In the course of his or her life, the average person sleeps for more than 25 years. Despite major advances in understanding the circadian and homeostatic factors that regulate sleep, still much is unknown about its functions: the reasons why we sleep. Sleep is believed to play important roles across a broad range of processes, including memory consolidation, neuroprotective actions, hormonal function, and interactions with the cardiovascular and immune systems. Nonetheless, in many ways “sleep” currrently remains an umbrella term for a heterogeneous set of interacting processes that need to be better characterized and understood.

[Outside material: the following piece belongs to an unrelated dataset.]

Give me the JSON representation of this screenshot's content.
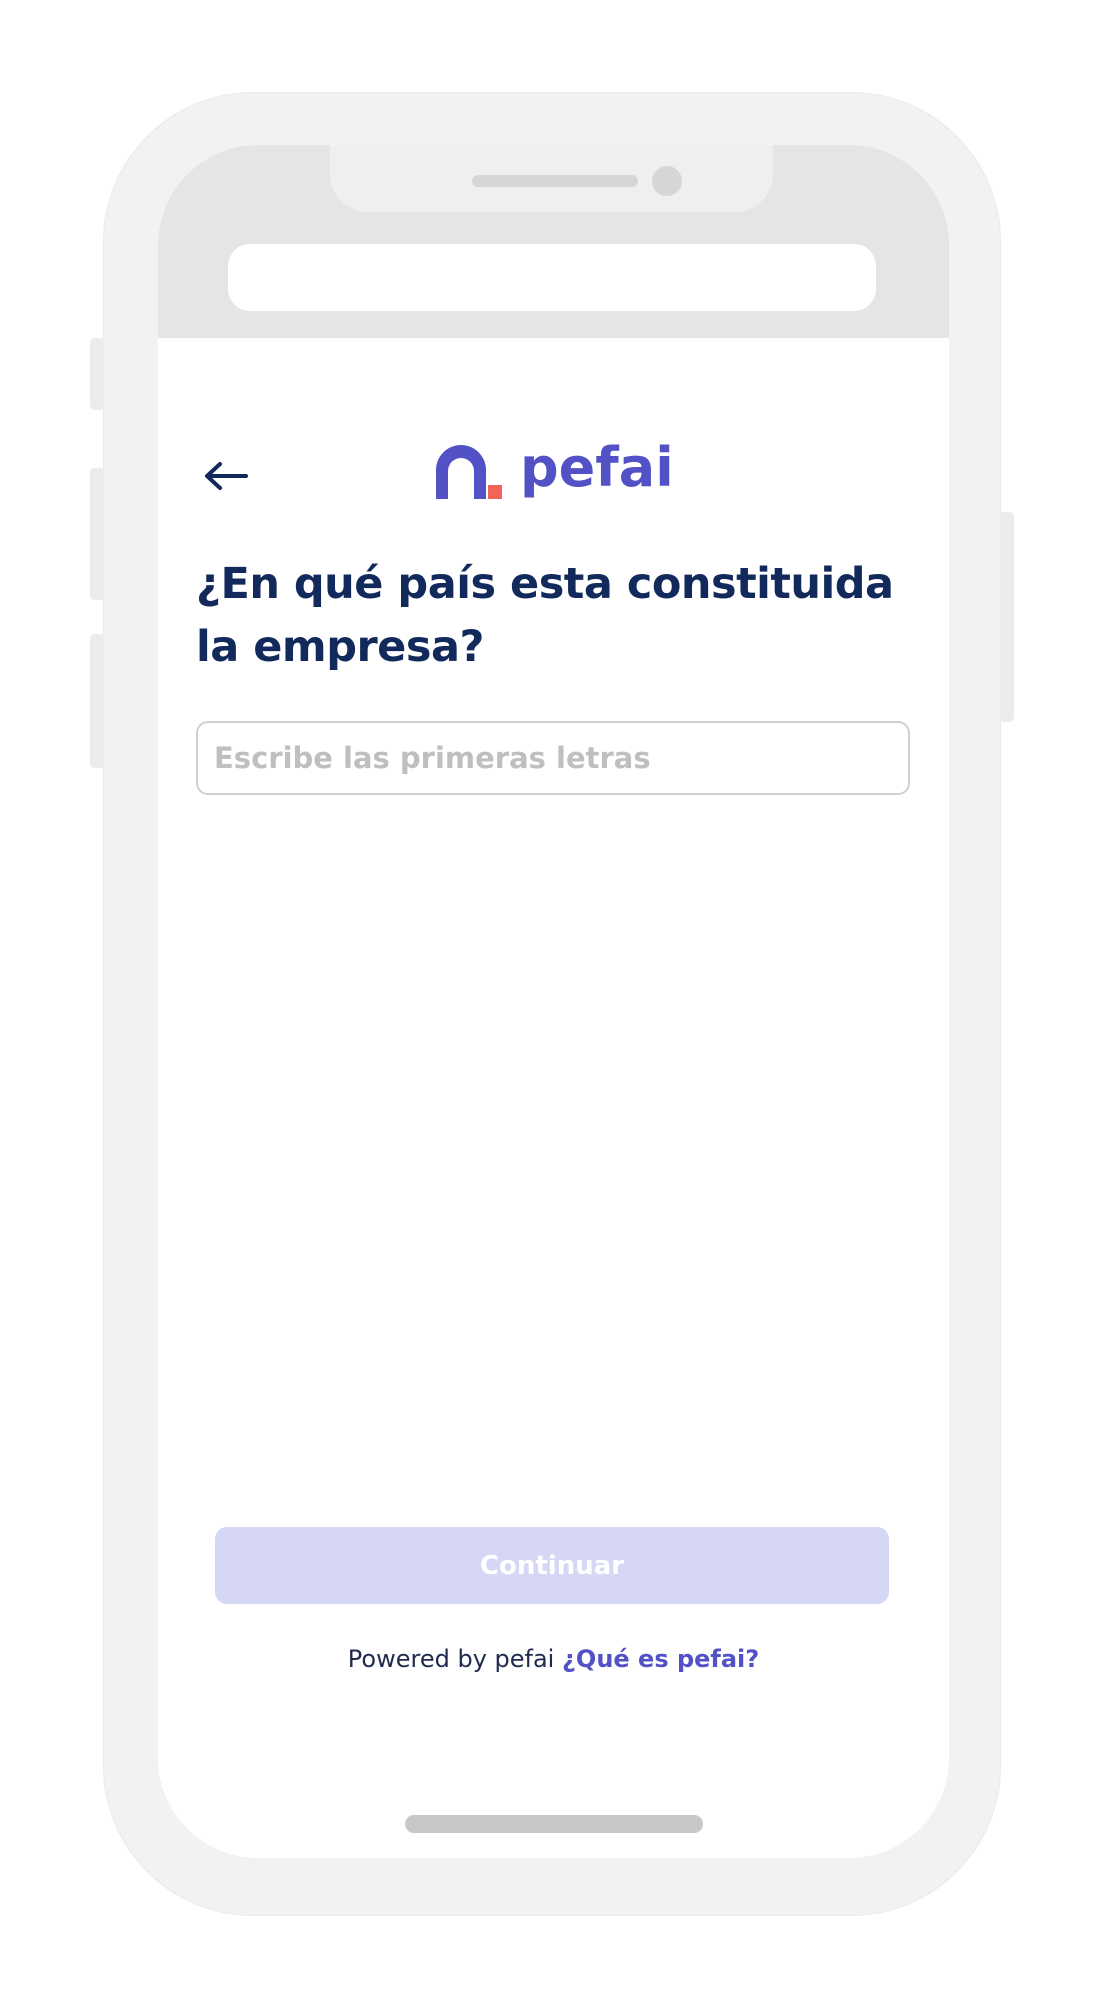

Individual differences in sleep
People vary considerably in their typical quality and quantity of sleep. On one level, brain activity as measured by the electroencephalogram (EEG) is a heritable “fingerprint”, aspects of which correlate with a range of clinical, demographic and cognitive variables. On another level, individuals suffering from disorders of sleep (including sleep apnea, insomnia, hypersomnia and narcolepsy) can exhibit markedly aberrant sleep patterns. The genetic bases for most of this clinically meaningful variability is largely unknown, however.
Sleep and health
Individual differences in sleep (especially lack of sleep) have been associated with a host of chronic medical conditions including obesity, diabetes, hypertension, heart disease and – ultimately – shortened life expectancy. For some disorders (e.g. major depressive disorder and bipolar disorder) sleep problems are core clinical features. The direction of these associations is typically unclear, however. Do sleep problems lead to disease, or disease to abnormal sleep? Or does a third factor – such as shared genetic basis – give rise to both sleep and health phenotypes? Delineating these types of causal networks will be important because it can provide a basis for identifying targets for intervention and patient stratification.